An Ontario Court of Appeals earlier this month more than tripled the criminal negligence fine against Toronto-based contractor Metron Construction in connection with the falling deaths of four employees on Christmas Eve 2009.

The court raised the fine from $200,000 to $750,000 (Canadian), resulting in the largest such fine imposed for criminal negligence on a Canadian corporation.

“It is a recent development that there would be court acceptance of penalties that may bankrupt companies,” says Jeremy Warning, a partner in the Toronto office of Montreal-based Heenan Blaikie LLP, a law firm. “It represents a touchstone case…and the penalty imposed by the Court of Appeal will be one by which subsequent penalties, particularly under the Criminal Code, are measured.”

Metron president Joel Swartz pled guilty on behalf of the company to four counts of criminal negligence in 2012. It was the first company convicted in Ontario under criminal negligence provisions of the Criminal Code, amended in 2004 to include corporate liability for senior officers’ actions.

Court documents indicate that the criminal court’s $200,000 fine “was three times the net earnings of [Metron] in its last profitable year.”

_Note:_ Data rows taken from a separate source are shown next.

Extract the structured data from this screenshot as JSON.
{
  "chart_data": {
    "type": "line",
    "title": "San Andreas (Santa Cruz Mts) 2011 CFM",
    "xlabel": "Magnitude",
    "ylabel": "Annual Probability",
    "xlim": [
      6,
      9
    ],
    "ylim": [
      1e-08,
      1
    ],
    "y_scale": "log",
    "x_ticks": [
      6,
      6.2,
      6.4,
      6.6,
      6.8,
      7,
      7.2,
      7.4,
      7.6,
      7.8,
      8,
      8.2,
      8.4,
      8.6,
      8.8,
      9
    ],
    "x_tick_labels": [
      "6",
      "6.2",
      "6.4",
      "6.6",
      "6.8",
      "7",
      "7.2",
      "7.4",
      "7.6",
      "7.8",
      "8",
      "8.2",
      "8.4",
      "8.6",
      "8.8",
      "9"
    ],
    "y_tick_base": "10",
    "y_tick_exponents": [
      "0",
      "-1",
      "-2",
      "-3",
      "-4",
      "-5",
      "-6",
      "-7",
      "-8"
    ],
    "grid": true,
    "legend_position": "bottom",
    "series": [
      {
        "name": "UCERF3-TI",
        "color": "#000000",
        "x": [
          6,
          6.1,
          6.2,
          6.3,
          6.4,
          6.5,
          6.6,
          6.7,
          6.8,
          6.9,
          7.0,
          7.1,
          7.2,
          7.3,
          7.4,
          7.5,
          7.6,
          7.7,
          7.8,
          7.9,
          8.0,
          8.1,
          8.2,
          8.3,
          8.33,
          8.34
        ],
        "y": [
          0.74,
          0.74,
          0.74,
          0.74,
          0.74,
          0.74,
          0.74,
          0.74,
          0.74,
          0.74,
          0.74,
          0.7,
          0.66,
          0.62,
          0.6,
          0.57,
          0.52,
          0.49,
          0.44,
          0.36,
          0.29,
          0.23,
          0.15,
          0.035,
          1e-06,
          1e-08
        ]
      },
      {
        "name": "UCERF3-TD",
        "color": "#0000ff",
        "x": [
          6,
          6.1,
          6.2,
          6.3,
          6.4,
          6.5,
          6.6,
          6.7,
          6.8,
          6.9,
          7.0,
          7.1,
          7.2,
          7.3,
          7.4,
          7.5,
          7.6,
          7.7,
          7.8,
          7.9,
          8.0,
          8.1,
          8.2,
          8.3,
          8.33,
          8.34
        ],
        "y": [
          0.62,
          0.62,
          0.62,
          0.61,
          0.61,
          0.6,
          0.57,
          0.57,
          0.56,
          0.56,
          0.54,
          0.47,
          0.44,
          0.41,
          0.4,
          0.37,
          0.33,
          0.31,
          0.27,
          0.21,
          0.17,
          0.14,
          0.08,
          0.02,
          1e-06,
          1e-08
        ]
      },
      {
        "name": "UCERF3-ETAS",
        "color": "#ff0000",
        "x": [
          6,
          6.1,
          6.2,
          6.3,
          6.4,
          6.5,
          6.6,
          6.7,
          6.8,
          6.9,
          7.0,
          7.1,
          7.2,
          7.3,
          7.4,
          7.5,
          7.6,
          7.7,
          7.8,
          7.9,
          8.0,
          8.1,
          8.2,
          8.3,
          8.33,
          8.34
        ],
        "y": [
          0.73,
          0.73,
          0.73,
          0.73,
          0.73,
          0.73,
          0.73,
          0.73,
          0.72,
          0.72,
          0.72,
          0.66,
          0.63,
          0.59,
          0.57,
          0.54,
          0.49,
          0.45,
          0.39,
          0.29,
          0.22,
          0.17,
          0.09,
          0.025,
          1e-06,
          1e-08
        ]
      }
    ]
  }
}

The appeals court judge wrote in the recent ruling that “a fine of $200,000 fails to convey the need to deliver a message on the importance of worker safety. Indeed, some might treat such a fine as simply a cost of doing business.”

The first conviction under the amended Criminal Code resulted in an $110,000 fine against Québécois concrete slab manufacturer Transpavé Inc. following its 2008 guilty plea to a charge of criminal negligence in the death of an employee. The sentence against Transpavé was mitigated in part by the $750,000 it invested in safety improvements following the incident.

The four workers who died in the incident included a site supervisor hired by Metron’s project manager. They were among six total workers on a swing stage traveling from the fourteenth floor of a high-rise during a project to restore concrete  balconies.

The swing stage normally accommodated only two workers and featured two fall protection harnesses. Of the six workers on the swing stage at the time of its collapse, the one individual wearing a fall protection harness survived uninjured while only one of the five who fell survived, seriously injured.

According to court documents, the swing stage was leased from a Toronto-area supplier and arrived on the site with no manuals or instructions and “without markings, serial numbers, identifiers, or labels describing maximum capacity” mandated by legislation.

Among the details coming to light in recent court filings were toxicological findings from the deceased workers’ autopsies, indicating that three of the four—including the deceased supervisor--had “recently ingested” marijuana. None of the workers had life insurance and Metron has not paid any restitution, but workers’ families received settlements from the provincial Workplace Safety and Insurance Board.

Legal representation for Metron and the Ministry of the Attorney General in Ontario did not respond to inquiries due to ongoing court matters.